Right about then, my parents came to Iowa to visit. One Sunday morning we went to church, and that morning’s liturgy included the old hymn “Blessed Assurance.” There I stood, beside my dad, watching him–and hearing him–pour his heart out. I knew right then how the novel would end. The protagonist, now a father himself, understands that his pent-up antagonism doesn’t have to be spilled, doesn’t have to soil his father’s love. So he doesn’t tell his father the story he’d wanted to, doesn’t say it because he’s learned–after all those years–something abiding about grace, a lesson he’d learned from a kid from the other side of the tracks, a kid he hung around with in those turbulent years when they grew up together.

That Sunday morning, my father gave me the denouement of Romey’s Place at the moment we stood there singing “Blessed Assurance.” That moment is the novel’s final scene.

When, years later, Dad died, I told myself that at his funeral I wished we could sing “Blessed Assurance.” I didn’t push that wish on anyone because I couldn’t help feeling that some witches’ brew of motivations was at work: life and art and ego subtly and dangerously mixed. Had I told my sisters I wanted to sing that old  hymn, I would have felt idolatrous, as if my story of my father’s singing was more important than his story, his life–or, for that matter, blessed assurance.

I had no part in planning his funeral. While their brother was on his way to Wisconsin, my sisters created the liturgy. They told me what they were planning once we arrived, and one of the hymns they’d determined to sing, they said, was “Blessed Assurance.” 

My sisters said Mom had claimed her husband’s deep faith was something she’d always admired and even envied; he’d never really doubted God’s love, and she’d marveled at that, she told them, because there were times she did. My mother chose “Blessed Assurance” for reasons all her own.

“Would that choice be okay with you?” my sisters asked me.

Sure, I said. “Yeah, that’s just fine.” They didn’t need an explanation.

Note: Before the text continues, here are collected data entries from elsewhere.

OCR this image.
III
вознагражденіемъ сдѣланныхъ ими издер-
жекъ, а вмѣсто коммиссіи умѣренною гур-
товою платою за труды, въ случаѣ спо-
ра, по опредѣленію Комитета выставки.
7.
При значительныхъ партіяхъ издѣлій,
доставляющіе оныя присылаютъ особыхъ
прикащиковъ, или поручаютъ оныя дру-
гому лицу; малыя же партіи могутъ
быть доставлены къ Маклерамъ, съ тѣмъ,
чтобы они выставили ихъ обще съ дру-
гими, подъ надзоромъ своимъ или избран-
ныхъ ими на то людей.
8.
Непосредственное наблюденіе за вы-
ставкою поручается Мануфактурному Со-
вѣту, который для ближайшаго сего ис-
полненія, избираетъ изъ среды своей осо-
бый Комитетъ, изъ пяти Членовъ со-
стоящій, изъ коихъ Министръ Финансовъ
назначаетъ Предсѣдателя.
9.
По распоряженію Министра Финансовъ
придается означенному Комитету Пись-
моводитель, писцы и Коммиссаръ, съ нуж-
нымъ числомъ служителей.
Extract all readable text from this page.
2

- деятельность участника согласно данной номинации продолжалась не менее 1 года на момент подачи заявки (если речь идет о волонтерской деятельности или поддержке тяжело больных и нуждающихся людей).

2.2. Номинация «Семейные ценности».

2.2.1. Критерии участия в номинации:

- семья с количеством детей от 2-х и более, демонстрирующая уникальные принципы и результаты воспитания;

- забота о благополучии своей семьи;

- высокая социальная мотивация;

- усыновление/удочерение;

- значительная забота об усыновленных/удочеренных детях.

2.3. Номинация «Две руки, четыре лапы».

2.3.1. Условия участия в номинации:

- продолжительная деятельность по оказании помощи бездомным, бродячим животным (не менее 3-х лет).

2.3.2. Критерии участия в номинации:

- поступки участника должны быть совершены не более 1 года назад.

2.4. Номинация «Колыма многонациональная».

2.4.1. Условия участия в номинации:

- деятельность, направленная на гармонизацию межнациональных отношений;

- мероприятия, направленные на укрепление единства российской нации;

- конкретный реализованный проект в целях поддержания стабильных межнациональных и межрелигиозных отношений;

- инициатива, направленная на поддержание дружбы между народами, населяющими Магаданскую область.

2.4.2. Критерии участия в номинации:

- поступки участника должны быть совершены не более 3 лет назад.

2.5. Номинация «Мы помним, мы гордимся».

So we sang “Blessed Assurance” at my father’s funeral. Doubtless, I will never again sing that hymn without thinking of him. And Mom made sure the first line of that old hymn is right there on his gravestone. 

Part of my inheritance, I think, lies in that same assurance. Like him, for some reason I don’t doubt my Father’s love. Never have–hopefully, never will.

My father never took me hunting, never took me to ball games, never did a whole lot with me really. By today’s standards, he didn’t work at building a relationship, just as in all likelihood his own father hadn’t, a preacher with ten kids mid-Depression. But my father taught me a great deal about this life and the next by his own humbling and blessed assurance.

That’s his story–and mine.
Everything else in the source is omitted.